Mendez is part of a city-wide effort to ensure that children are ready for kindergarten, and the ASQ is the centerpiece of that push. With funding from the Grossman Family Foundation and the State of Connecticut, agencies across Norwalk – schools, preschools, doctors, and social service agencies – have adopted the ASQ as the tool they use to screen babies and toddlers. The goal is to have everyone speaking the same language when talking about children’s development.
As a result, ASQ screening is required in all school readiness programs that receive state funding, for all home visiting programs, and as part of kindergarten registration. Recent grants have increased outreach within the Norwalk Housing Authority, Norwalk Hospital, and the Norwalk Health Department.
“The idea is to reach families and reach a lot of them,” said Marcia Hughes, a University of Hartford research analyst who studies Norwalk’s data as part of the Grossman grant. “The sooner you address problems, the better the child will be.”
The results have been encouraging, especially in the growth of repeat screenings, meaning parents are using the ASQ at different ages of their children.
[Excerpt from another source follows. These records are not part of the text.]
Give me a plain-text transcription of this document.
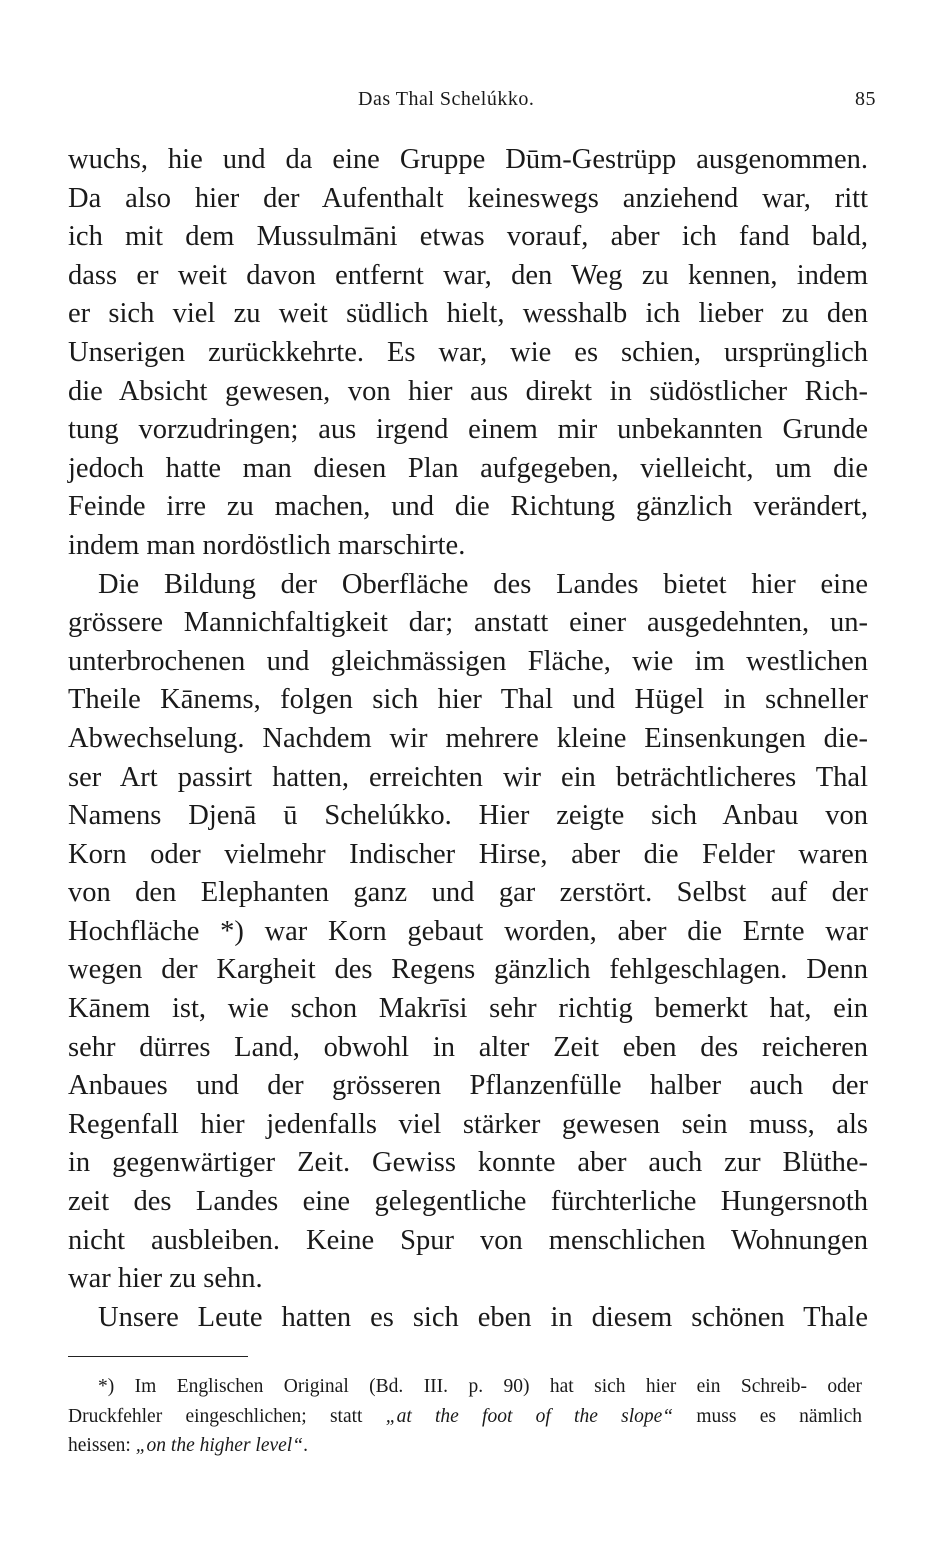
Das Thal Schelúkko.	85
wuchs, hie und da eine Gruppe Dūm-Gestrüpp ausgenommen.
Da also hier der Aufenthalt keineswegs anziehend war, ritt
ich mit dem Mussulmāni etwas vorauf, aber ich fand bald,
dass er weit davon entfernt war, den Weg zu kennen, indem
er sich viel zu weit südlich hielt, wesshalb ich lieber zu den
Unserigen zurückkehrte. Es war, wie es schien, ursprünglich
die Absicht gewesen, von hier aus direkt in südöstlicher Rich-
tung vorzudringen; aus irgend einem mir unbekannten Grunde
jedoch hatte man diesen Plan aufgegeben, vielleicht, um die
Feinde irre zu machen, und die Richtung gänzlich verändert,
indem man nordöstlich marschirte.
Die Bildung der Oberfläche des Landes bietet hier eine
grössere Mannichfaltigkeit dar; anstatt einer ausgedehnten, un-
unterbrochenen und gleichmässigen Fläche, wie im westlichen
Theile Kānems, folgen sich hier Thal und Hügel in schneller
Abwechselung. Nachdem wir mehrere kleine Einsenkungen die-
ser Art passirt hatten, erreichten wir ein beträchtlicheres Thal
Namens Djenā ū Schelúkko. Hier zeigte sich Anbau von
Korn oder vielmehr Indischer Hirse, aber die Felder waren
von den Elephanten ganz und gar zerstört. Selbst auf der
Hochfläche *) war Korn gebaut worden, aber die Ernte war
wegen der Kargheit des Regens gänzlich fehlgeschlagen. Denn
Kānem ist, wie schon Makrīsi sehr richtig bemerkt hat, ein
sehr dürres Land, obwohl in alter Zeit eben des reicheren
Anbaues und der grösseren Pflanzenfülle halber auch der
Regenfall hier jedenfalls viel stärker gewesen sein muss, als
in gegenwärtiger Zeit. Gewiss konnte aber auch zur Blüthe-
zeit des Landes eine gelegentliche fürchterliche Hungersnoth
nicht ausbleiben. Keine Spur von menschlichen Wohnungen
war hier zu sehn.
Unsere Leute hatten es sich eben in diesem schönen Thale
*) Im Englischen Original (Bd. III. p. 90) hat sich hier ein Schreib- oder
Druckfehler eingeschlichen; statt „at the foot of the slope“ muss es nämlich
heissen: „on the higher level“.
In 2018, 918 children had two or more ASQ screenings; in 2021, that number increased to 2066, according to Hughes.
“The kindergarten trends are going in the direction we want,” she said. In 2018, 68% of kindergarten children were developmentally ready in all areas. In 2021 the number increased to 74%, although the numbers dropped in 2022 because of COVID.
And parents are the most important players. Parents complete the questionnaire about their child’s behavior. For example, when a child is 6 months, the questions include, does your baby squeal, does he lift his legs high enough to see his feet, does your baby pick up a small toy with only one hand, does she coo at herself in the mirror?
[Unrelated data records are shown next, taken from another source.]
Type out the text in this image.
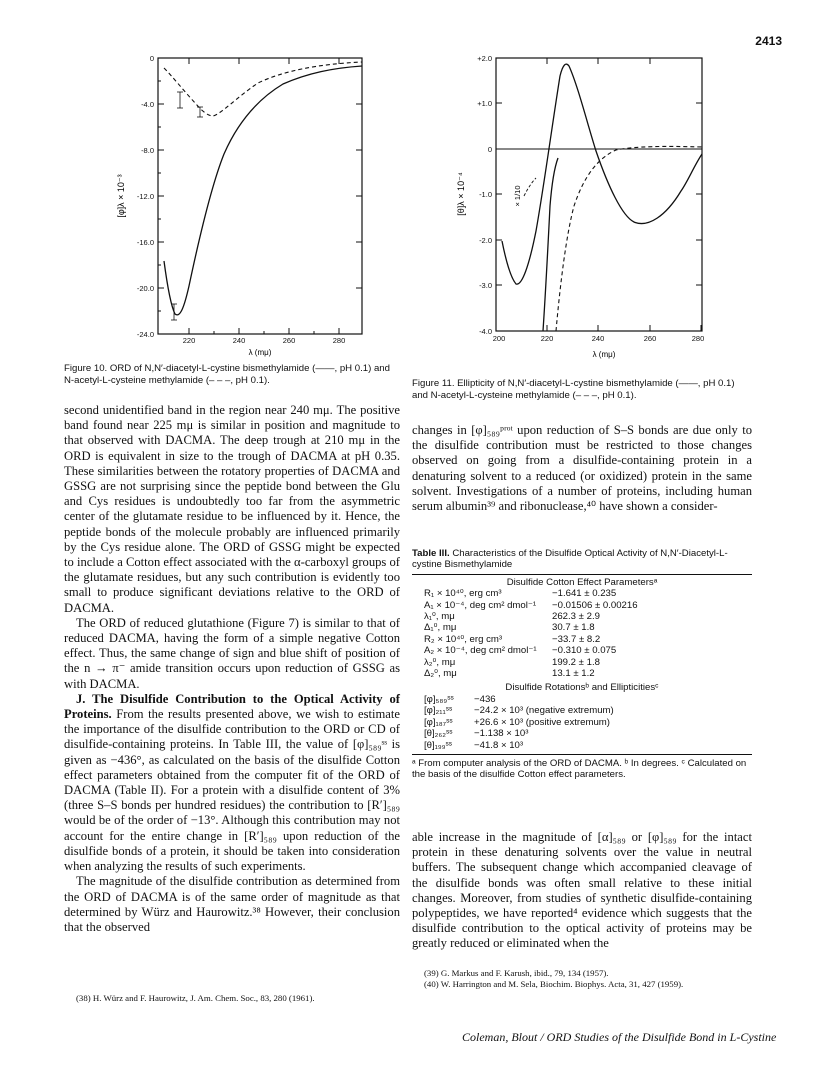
2413
0
-4.0
-8.0
-12.0
-16.0
-20.0
-24.0
220	240	260	280
[φ]λ × 10⁻³
λ (mμ)
Figure 10. ORD of N,N′-diacetyl-L-cystine bismethylamide (——, pH 0.1) and N-acetyl-L-cysteine methylamide (– – –, pH 0.1).
+2.0
+1.0
0
-1.0
-2.0
-3.0
-4.0
200	220	240	260	280
[θ]λ × 10⁻⁴	× 1/10
λ (mμ)
Figure 11. Ellipticity of N,N′-diacetyl-L-cystine bismethylamide (——, pH 0.1) and N-acetyl-L-cysteine methylamide (– – –, pH 0.1).

second unidentified band in the region near 240 mμ. The positive band found near 225 mμ is similar in position and magnitude to that observed with DACMA. The deep trough at 210 mμ in the ORD is equivalent in size to the trough of DACMA at pH 0.35. These similarities between the rotatory properties of DACMA and GSSG are not surprising since the peptide bond between the Glu and Cys residues is undoubtedly too far from the asymmetric center of the glutamate residue to be influenced by it. Hence, the peptide bonds of the molecule probably are influenced primarily by the Cys residue alone. The ORD of GSSG might be expected to include a Cotton effect associated with the α-carboxyl groups of the glutamate residues, but any such contribution is evidently too small to produce significant deviations relative to the ORD of DACMA.

The ORD of reduced glutathione (Figure 7) is similar to that of reduced DACMA, having the form of a simple negative Cotton effect. Thus, the same change of sign and blue shift of position of the n → π⁻ amide transition occurs upon reduction of GSSG as with DACMA.

J. The Disulfide Contribution to the Optical Activity of Proteins. From the results presented above, we wish to estimate the importance of the disulfide contribution to the ORD or CD of disulfide-containing proteins. In Table III, the value of [φ]₅₈₉ˢˢ is given as −436°, as calculated on the basis of the disulfide Cotton effect parameters obtained from the computer fit of the ORD of DACMA (Table II). For a protein with a disulfide content of 3% (three S–S bonds per hundred residues) the contribution to [R′]₅₈₉ would be of the order of −13°. Although this contribution may not account for the entire change in [R′]₅₈₉ upon reduction of the disulfide bonds of a protein, it should be taken into consideration when analyzing the results of such experiments.

The magnitude of the disulfide contribution as determined from the ORD of DACMA is of the same order of magnitude as that determined by Würz and Haurowitz.³⁸ However, their conclusion that the observed

(38) H. Würz and F. Haurowitz, J. Am. Chem. Soc., 83, 280 (1961).
changes in [φ]₅₈₉ᵖʳᵒᵗ upon reduction of S–S bonds are due only to the disulfide contribution must be restricted to those changes observed on going from a disulfide-containing protein in a denaturing solvent to a reduced (or oxidized) protein in the same solvent. Investigations of a number of proteins, including human serum albumin³⁹ and ribonuclease,⁴⁰ have shown a consider-
Table III. Characteristics of the Disulfide Optical Activity of N,N′-Diacetyl-L-cystine Bismethylamide
Disulfide Cotton Effect Parametersᵃ
R₁ × 10⁴⁰, erg cm³	−1.641 ± 0.235
A₁ × 10⁻⁴, deg cm² dmol⁻¹	−0.01506 ± 0.00216
λ₁⁰, mμ	262.3 ± 2.9
Δ₁⁰, mμ	30.7 ± 1.8
R₂ × 10⁴⁰, erg cm³	−33.7 ± 8.2
A₂ × 10⁻⁴, deg cm² dmol⁻¹	−0.310 ± 0.075
λ₂⁰, mμ	199.2 ± 1.8
Δ₂⁰, mμ	13.1 ± 1.2
Disulfide Rotationsᵇ and Ellipticitiesᶜ
[φ]₅₈₉ˢˢ	−436
[φ]₂₁₁ˢˢ	−24.2 × 10³ (negative extremum)
[φ]₁₈₇ˢˢ	+26.6 × 10³ (positive extremum)
[θ]₂₆₂ˢˢ	−1.138 × 10³
[θ]₁₉₉ˢˢ	−41.8 × 10³
ᵃ From computer analysis of the ORD of DACMA. ᵇ In degrees. ᶜ Calculated on the basis of the disulfide Cotton effect parameters.
able increase in the magnitude of [α]₅₈₉ or [φ]₅₈₉ for the intact protein in these denaturing solvents over the value in neutral buffers. The subsequent change which accompanied cleavage of the disulfide bonds was often small relative to these initial changes. Moreover, from studies of synthetic disulfide-containing polypeptides, we have reported⁴ evidence which suggests that the disulfide contribution to the optical activity of proteins may be greatly reduced or eliminated when the
(39) G. Markus and F. Karush, ibid., 79, 134 (1957).
(40) W. Harrington and M. Sela, Biochim. Biophys. Acta, 31, 427 (1959).
Coleman, Blout / ORD Studies of the Disulfide Bond in L-Cystine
Parents can answer yes, sometimes, or not yet. Many answers of “not yet” may indicate developmental delays, and the ASQ website offers games to play with babies to address those delays. There’s even an easy-to-use app, Sparkler, that has the ASQ questions and lots of ideas for parents.
Because little Samuel was born prematurely, Mendez used the ASQ and saw that he was delayed in his gross motor skills. She looked at the Sparkler app. “The games that were suggested were such simple
things, but when you don’t know, you have no clue,” she said.
Samuel was slow to crawl. The Sparkler app suggested that she pull a little toy in front of him. He kept trying to move to get that dog.
Finally, he crawled.
Now that he’s 15 months, new issues appear. When he started having tantrums, she turned to the Sparkler app and learned more about why children have tantrums and how she could respond.
She plays Freeze with him – they dance and then stop, and she explains they stopped, but they’ll start again soon. “I remind him in a tantrum, ‘I know you are upset, but we’re going to stop now.’ I use a calm and level voice,” she said. “He calms down and we go on with an activity.”
As a Community Advocate assigned to the Room to Grow Preschool, Mendez helps parents with the ASQ, reviews results with them, and discusses what they can do to help their child.
“Last week I had a really nice conversation with a parent who was concerned about her 4-year old. She was so happy to have access to resources,” she said.
Maria Cloke, the ASQ Community Liaison in the Family & Children’s Agency, said if families need more support, parents are urged to call 211, Connecticut’s Child Development Infoline, where they can connect to more services.
“Norwalk’s work is recognized in the state,” said Marijane Casey, Maternal and Child Heath Consultant.
“People are so passionate about this work. If you can do it anywhere, you can do it in Norwalk.”